Chapters 7 and 16 of the Classic of Mountains and Seas describes the luan as inhabiting paradisiacal areas where it sings spontaneously. In Chapter 11, its features are reminiscent of the fenghuang. It is said to trample on snakes while wearing one on its breast. In other sections, it is mentioned as carrying a shield. In the Classic of Mountains and Seas, the luan is described as being one of the three five-coloured birds, along with huang and feng bird. The luan would sing while the feng would dance to accompany it.

The Shuowen Jiezi defines the bird as born from the sperm of Chìdì. It is red in colour with five-coloured markings. Its body is shaped like that of a chicken. It sings in the five standard pitches and appears when hymns of praise are sung to rulers. It also described the luan as being "the essence of divine birds".

The Sancai Tuhui states that the bird is the transformation of a divine spirit.

The Japanese Wakan Sansai Zue of the Edo period further states that due to the viscosity of the luan's blood, it could be used as an adhesive for attaching strings to musical instruments.

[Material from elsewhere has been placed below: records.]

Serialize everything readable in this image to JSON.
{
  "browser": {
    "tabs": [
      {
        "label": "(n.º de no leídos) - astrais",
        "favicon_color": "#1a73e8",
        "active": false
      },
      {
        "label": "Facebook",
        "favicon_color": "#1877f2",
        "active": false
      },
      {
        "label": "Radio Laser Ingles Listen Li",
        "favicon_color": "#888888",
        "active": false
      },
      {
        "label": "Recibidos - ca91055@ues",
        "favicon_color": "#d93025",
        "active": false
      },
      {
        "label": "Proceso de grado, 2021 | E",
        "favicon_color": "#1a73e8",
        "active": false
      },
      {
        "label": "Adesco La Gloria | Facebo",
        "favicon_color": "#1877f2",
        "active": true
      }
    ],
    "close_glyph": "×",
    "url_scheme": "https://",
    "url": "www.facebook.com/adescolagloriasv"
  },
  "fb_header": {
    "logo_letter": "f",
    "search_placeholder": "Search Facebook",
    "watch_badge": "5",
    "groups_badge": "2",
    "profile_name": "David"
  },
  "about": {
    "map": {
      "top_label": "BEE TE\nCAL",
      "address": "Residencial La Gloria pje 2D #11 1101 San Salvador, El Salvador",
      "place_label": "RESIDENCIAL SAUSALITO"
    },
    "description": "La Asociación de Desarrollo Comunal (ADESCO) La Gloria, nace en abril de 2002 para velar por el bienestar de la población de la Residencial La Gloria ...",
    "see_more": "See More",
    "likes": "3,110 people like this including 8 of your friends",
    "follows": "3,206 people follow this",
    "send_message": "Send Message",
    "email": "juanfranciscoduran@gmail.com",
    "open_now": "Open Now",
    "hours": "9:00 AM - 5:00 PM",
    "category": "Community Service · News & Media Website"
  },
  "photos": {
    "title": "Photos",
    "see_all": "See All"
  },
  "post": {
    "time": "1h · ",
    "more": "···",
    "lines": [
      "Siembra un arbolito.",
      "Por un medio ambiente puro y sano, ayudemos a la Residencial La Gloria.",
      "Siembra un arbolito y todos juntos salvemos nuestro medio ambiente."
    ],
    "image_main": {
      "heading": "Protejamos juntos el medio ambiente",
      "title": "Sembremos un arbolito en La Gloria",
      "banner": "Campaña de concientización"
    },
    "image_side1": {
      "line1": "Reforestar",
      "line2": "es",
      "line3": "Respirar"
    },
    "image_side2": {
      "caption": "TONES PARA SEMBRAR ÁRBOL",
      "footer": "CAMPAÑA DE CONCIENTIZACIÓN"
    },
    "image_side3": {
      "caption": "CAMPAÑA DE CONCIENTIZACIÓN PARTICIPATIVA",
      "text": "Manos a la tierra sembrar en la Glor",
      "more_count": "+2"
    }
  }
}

By the Six Dynasties period, the luan became associated with the Queen Mother of the West.

==Origin==
It has been suggested that the luan's origins are the argus pheasant, peacock, or golden pheasant.

==Meaning==
Like the fenghuang, a sighting of the luan indicates an omen of peace. An early legend thought to be from the Warring States period states that the luan was presented as a tribute by northwestern tribes to King Cheng of Zhou as a symbol of submission to his virtue.